Israeli teenagers to defense minister: We won’t dismantle settlements, outposts

By AP
Thursday, December 24, 2009

Israeli teens: We won’t dismantle settlements

JERUSALEM — About 200 Israeli teenagers soon to be drafted sent a letter to Israel’s defense minister on Thursday, saying they won’t enforce any military orders to dismantle settlements in the West Bank because that violates Jewish law.

The threat is the latest sign of a growing tolerance for military insubordination in religious and nationalist circles, something that was unthinkable just a few years ago. The rebellion has been touched off by a recent Israeli government decision to slow Jewish settlement construction in the West Bank.
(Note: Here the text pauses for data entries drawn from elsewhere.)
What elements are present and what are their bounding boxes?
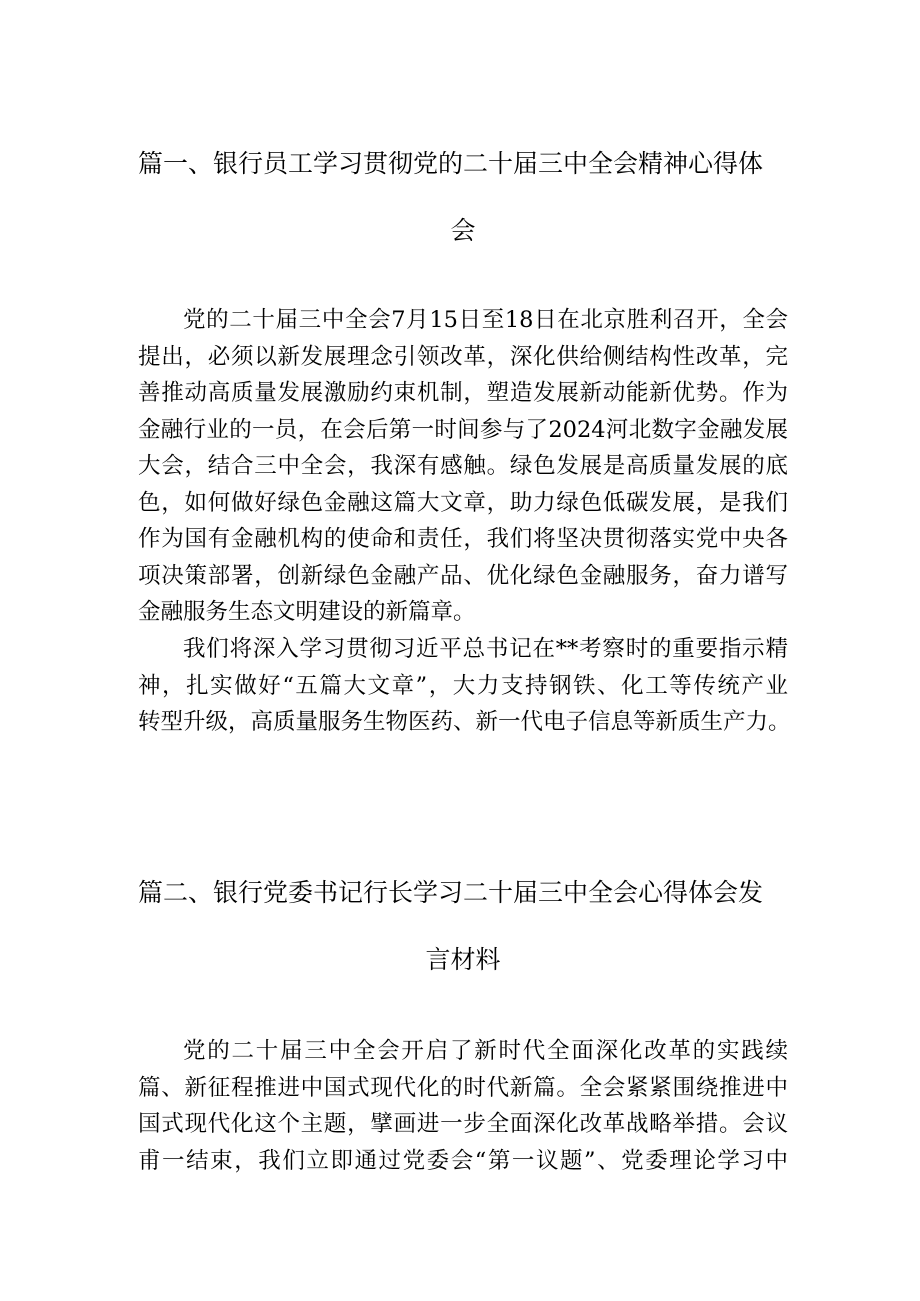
section-2-title xyxy=(138,875,788,978)
paragraph-line: 项决策部署，创新绿色金融产品、优化绿色金融服务，奋力谱写 xyxy=(138,562,788,589)
paragraph-line: 金融行业的一员，在会后第一时间参与了2024河北数字金融发展 xyxy=(138,416,788,443)
paragraph-line: 大会，结合三中全会，我深有感触。绿色发展是高质量发展的底 xyxy=(138,453,788,479)
section-2-title-line-1: 篇二、银行党委书记行长学习二十届三中全会心得体会发 xyxy=(138,878,764,907)
section-1-paragraph-1 xyxy=(138,302,788,631)
paragraph-line: 色，如何做好绿色金融这篇大文章，助力绿色低碳发展，是我们 xyxy=(138,489,788,516)
paragraph-line: 党的二十届三中全会7月15日至18日在北京胜利召开，全会 xyxy=(183,307,788,333)
section-1-title xyxy=(138,146,788,249)
paragraph-line: 转型升级，高质量服务生物医药、新一代电子信息等新质生产力。 xyxy=(138,709,791,735)
section-1-title-line-1: 篇一、银行员工学习贯彻党的二十届三中全会精神心得体 xyxy=(138,149,764,178)
section-1-paragraph-2 xyxy=(138,631,791,741)
paragraph-line: 神，扎实做好“五篇大文章”，大力支持钢铁、化工等传统产业 xyxy=(138,672,788,699)
section-2-title-line-2: 言材料 xyxy=(425,945,501,974)
paragraph-line: 作为国有金融机构的使命和责任，我们将坚决贯彻落实党中央各 xyxy=(138,526,788,552)
section-2-paragraph-1 xyxy=(138,1033,788,1179)
paragraph-line: 篇、新征程推进中国式现代化的时代新篇。全会紧紧围绕推进中 xyxy=(138,1074,788,1101)
section-1-title-line-2: 会 xyxy=(450,216,476,245)
paragraph-line: 提出，必须以新发展理念引领改革，深化供给侧结构性改革，完 xyxy=(138,343,788,370)
paragraph-line: 甫一结束，我们立即通过党委会“第一议题”、党委理论学习中 xyxy=(138,1147,788,1174)
paragraph-line: 党的二十届三中全会开启了新时代全面深化改革的实践续 xyxy=(183,1038,788,1064)
paragraph-line: 金融服务生态文明建设的新篇章。 xyxy=(138,599,476,625)
paragraph-line: 国式现代化这个主题，擘画进一步全面深化改革战略举措。会议 xyxy=(138,1111,788,1137)
paragraph-line: 我们将深入学习贯彻习近平总书记在**考察时的重要指示精 xyxy=(183,636,788,662)
paragraph-line: 善推动高质量发展激励约束机制，塑造发展新动能新优势。作为 xyxy=(138,380,788,406)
Several influential rabbis have urged religious soldiers to violate orders to knock down unauthorized building.

Although insubordination still is not a widespread phenomenon, it has the military worried. Eager to quash a potential rebellion, it has punished defiant soldiers, issued stern warnings to rabbis who promote insubordination and expelled one seminary from a program that combines religious study and military service.

In Thursday’s incident, the Israeli teenagers said their paramount loyalty is to Jewish law. Opponents of the settlement slowdown say Jewish law forbids the destruction of Jewish construction, even if it hasn’t been unauthorized by the government. Orthodox Jews also believe that God promised the West Bank to the Jewish people in the bible.

“The way the government is acting, the freeze in the West Bank, and the use of violence to implement is very disrespectful toward the Bible,” Hanani Lieberson, one of the teenagers who signed the letter, told Army Radio.

The letter urges that soldiers not be used to carry out anti-settlement orders.

There was no immediate comment from Defense Minister Ehud Barak.

Prime Minister Benjamin Netanyahu’s decision to slow construction in the West Bank has provoked a great furor in the largely religious settler community. Netanyahu enacted the limitations under U.S. pressure to try to entice Palestinians to resume peacemaking.

The Palestinians have refused to return to the negotiating table, saying the settlement restrictions are insufficient because they exclude east Jerusalem and 3,000 homes already being built in the West Bank.

The Palestinian claim all of the West Bank as part of a future state, with east Jerusalem as their capital.